'China Gate' on DVD

 

Samuel Fuller (1912-1997) is best known for his three war films: Steel Helmet (1951), one of the first Hollywood movies about the Korean War; China Gate (1957), one of the first dealing with the French war in Indochina; and The Big Red One (1980), a semi-autobiographical World War II pic. Fuller served as an infantryman in North Africa and Europe with the First Infantry Division in the war.

Fuller was known for his low budget films and for including plenty of graphic violence in his war movies.
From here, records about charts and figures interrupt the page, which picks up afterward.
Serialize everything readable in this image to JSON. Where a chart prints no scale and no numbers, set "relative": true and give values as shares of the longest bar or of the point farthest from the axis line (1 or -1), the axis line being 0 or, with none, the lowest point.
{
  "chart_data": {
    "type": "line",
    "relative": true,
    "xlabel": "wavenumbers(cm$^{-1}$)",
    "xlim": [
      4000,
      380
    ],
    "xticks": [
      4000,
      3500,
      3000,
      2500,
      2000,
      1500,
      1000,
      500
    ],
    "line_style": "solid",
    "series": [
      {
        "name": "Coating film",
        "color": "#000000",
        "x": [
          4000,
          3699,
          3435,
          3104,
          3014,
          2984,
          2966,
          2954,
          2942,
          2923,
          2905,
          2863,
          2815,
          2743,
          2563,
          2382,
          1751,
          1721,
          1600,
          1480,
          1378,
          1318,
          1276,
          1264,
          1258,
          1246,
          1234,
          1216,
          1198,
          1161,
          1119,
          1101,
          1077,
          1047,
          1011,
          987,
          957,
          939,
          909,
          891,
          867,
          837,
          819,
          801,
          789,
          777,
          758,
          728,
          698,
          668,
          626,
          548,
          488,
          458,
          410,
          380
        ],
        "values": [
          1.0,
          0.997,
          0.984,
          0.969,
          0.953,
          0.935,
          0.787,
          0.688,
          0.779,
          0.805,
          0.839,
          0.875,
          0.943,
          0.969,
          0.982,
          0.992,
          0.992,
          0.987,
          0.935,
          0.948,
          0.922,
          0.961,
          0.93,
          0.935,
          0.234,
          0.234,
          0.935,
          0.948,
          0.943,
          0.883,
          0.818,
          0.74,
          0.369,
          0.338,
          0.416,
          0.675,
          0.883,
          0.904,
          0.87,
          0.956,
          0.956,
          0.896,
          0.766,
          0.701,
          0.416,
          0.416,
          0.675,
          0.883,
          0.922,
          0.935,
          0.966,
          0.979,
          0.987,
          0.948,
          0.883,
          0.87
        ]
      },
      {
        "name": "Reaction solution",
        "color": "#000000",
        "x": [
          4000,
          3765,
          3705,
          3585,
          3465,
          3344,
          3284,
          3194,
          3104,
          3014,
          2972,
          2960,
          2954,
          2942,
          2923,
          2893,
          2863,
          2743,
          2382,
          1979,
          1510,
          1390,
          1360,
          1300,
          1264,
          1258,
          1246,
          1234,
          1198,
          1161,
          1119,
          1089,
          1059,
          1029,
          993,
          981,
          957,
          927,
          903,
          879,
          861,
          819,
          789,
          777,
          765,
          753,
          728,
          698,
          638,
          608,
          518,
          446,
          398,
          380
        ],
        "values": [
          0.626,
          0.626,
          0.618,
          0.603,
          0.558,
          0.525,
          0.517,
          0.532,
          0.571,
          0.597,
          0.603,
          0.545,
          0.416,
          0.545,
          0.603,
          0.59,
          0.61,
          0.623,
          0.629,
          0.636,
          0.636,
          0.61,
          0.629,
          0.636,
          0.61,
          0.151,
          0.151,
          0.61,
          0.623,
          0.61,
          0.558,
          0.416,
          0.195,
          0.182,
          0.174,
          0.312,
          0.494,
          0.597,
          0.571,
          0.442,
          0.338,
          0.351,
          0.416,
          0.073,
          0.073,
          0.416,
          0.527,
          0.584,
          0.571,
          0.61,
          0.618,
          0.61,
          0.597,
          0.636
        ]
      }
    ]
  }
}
That’s the case in China Gate, which he produced, wrote, and directed, and which recently was released in Blu-ray by Olive Films in DVD.

Set in northern Vietnam in 1954, the decidedly anti-communist movie tells the story of a Eurasian bar girl played by the heavily made-up Angie Dickinson (below)  and her quest to get her half American son out of the country as the French are about to be defeated. To do so, she volunteers to lead a mission of French Legionairres (which includes her the father of her son who disavowed him because of his Asian features) to the China Gate after a French officer tells her that once they get there, he can smuggle the boy out of Vietnam.

“Passionately, urgently anti-racist, ” New York Times critic Dave Kehr wrote , “the film features Caucasian actors in its two most prominent Asian roles. Appearing with Ms. Dickinson is Lee Van Cleef as a cruel and cynical Viet Minh officer.”